Hennessy und Jack, Haze-Fanatics

Der Jugo und Arab auf der Street wie Classics

Kripo Hessen und sechstes, Hijo de Puta

Wir machen Para mit Yayo und Nouggah

Celo & Abdi, »Intro«, 2010

 

Die Sonne ballert, die beiden haben gute Laune. Während sich die Massen an den beiden Frankfurter Rappern vorbeidrängen, der Geruch von Falafel, Currywurst und Döner Kebab in der Luft steht, machen sich die beiden so ihre Gedanken über ihre Stadt, die vielen zu hart ist, aber schon immer eine gewisse Faszination ausstrahlte. Das Drehkreuz Europas. Worin diese Faszination der beiden für ihre Stadt liegt, kann Abdi schnell und präzise erklären. »Das Zusammenleben in Frankfurt funktioniert sehr gut. Ein plumpes Beispiel: Kai Uwe, der Deutscher ist, und Ali, der Migrant ist, trinken zusammen ein bisschen zu viel, stechen sich aus Versehen gegenseitig ab und gehen danach zusammen in den Puff in der Breiten Gasse. Es wird viel gelacht und viel geweint zusammen. Ganz einfach.« Klingt herzerwärmend und brutal zugleich. Und genau das ist es auch.

»Frankfurt ist schon eine sehr, sehr multikulturelle Stadt«, erzählt Celo. »Das geht schon weit zurück. Zu den Gastarbeitern in den Sechzigern. Hier haben sich in den letzten Jahren viele Kulturen und Nationen angesammelt und leben miteinander.« Die beiden sind eines der besten Beispiele für dieses Miteinander. Celo ist der Sohn bosnischer Einwanderer, Abdis Familie kam aus Marokko nach Deutschland. Beide Väter waren Gastarbeiter, haben diese typischen Lebensgeschichten, die man immer wieder zu hören bekommt, wenn man denn überhaupt nachfragt.

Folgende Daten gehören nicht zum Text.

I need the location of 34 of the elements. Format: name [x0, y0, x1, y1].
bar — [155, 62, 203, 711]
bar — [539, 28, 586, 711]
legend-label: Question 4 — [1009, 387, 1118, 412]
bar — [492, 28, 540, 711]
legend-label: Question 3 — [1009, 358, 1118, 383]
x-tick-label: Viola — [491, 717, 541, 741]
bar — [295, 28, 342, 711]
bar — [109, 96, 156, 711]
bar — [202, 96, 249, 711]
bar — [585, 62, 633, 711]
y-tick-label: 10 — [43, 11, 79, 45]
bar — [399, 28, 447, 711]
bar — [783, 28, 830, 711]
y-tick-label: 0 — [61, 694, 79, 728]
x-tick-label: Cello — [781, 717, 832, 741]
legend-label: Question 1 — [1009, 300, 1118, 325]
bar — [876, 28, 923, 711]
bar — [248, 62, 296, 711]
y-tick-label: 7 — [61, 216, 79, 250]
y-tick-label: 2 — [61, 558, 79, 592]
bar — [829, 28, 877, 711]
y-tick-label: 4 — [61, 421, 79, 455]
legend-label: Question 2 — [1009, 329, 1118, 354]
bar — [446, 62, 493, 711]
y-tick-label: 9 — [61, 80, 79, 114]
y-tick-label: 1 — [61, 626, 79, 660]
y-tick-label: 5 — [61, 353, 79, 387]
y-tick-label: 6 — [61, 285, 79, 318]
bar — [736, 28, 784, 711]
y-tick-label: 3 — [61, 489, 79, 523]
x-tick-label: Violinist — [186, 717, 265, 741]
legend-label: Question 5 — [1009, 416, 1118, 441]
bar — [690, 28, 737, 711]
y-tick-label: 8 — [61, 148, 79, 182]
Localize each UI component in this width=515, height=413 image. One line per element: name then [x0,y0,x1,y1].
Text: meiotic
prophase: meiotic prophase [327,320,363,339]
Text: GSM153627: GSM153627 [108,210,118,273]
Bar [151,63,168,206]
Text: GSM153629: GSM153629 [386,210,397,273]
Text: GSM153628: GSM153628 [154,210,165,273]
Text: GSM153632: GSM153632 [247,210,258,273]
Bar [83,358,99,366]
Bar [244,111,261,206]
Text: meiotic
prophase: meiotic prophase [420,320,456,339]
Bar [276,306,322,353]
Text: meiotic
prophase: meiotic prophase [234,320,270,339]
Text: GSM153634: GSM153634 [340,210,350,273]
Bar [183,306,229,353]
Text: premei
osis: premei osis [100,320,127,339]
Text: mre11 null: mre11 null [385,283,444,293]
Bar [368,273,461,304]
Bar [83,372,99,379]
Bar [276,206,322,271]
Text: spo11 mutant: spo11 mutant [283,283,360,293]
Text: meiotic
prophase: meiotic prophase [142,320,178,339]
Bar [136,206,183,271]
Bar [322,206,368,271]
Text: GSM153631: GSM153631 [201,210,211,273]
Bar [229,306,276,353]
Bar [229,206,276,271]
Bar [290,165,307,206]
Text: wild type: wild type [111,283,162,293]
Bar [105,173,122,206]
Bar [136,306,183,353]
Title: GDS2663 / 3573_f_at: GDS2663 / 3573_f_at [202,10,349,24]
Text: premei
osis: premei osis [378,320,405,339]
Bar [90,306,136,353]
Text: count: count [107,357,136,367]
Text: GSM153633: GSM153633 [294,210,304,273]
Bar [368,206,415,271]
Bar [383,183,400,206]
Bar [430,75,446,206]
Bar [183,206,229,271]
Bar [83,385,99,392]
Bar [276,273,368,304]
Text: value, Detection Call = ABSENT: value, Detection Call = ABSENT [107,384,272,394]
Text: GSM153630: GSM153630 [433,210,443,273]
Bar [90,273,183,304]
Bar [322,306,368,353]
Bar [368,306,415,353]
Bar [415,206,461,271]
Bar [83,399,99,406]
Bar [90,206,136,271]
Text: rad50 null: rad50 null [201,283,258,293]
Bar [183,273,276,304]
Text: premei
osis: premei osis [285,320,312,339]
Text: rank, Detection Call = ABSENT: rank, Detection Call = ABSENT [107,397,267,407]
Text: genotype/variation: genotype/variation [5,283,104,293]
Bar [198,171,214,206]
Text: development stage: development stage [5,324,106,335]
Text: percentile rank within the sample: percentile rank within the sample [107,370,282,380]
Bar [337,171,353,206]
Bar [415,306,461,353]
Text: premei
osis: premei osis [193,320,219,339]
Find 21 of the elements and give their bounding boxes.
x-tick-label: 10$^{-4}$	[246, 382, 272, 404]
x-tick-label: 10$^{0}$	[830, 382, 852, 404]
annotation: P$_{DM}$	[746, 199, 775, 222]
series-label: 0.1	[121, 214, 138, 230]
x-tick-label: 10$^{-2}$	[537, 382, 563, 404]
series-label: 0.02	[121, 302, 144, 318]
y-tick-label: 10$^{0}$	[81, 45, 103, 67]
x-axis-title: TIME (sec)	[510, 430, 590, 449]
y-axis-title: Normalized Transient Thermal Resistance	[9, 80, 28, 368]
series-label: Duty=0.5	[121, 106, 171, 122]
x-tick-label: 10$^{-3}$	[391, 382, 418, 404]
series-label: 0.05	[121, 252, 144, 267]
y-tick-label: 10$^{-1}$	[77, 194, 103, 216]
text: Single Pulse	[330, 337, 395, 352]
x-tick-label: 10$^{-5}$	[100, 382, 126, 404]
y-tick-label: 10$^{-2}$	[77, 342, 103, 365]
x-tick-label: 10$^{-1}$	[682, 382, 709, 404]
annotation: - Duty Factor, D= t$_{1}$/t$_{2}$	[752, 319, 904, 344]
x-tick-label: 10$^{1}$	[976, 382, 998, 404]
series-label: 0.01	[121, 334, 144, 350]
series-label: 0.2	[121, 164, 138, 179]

Hinter diesen unzähligen, oft baugleichen Biografien steckt jedoch meist mehr individuelles Leid, als viele der Gastarbeiterkinder zugeben möchten. Die Probleme der Eltern, besonders der Väter, sind für viele der Kinder zwar allgegenwärtig, widersprechen jedoch oft ihrer absoluten Vergötterung von Mutter und Vater. Auch schweigen die Eltern oft, wenn es um die Schwierigkeiten in ihrem Leben geht, sich zu beklagen ist nicht Teil ihrer Lebenseinstellung.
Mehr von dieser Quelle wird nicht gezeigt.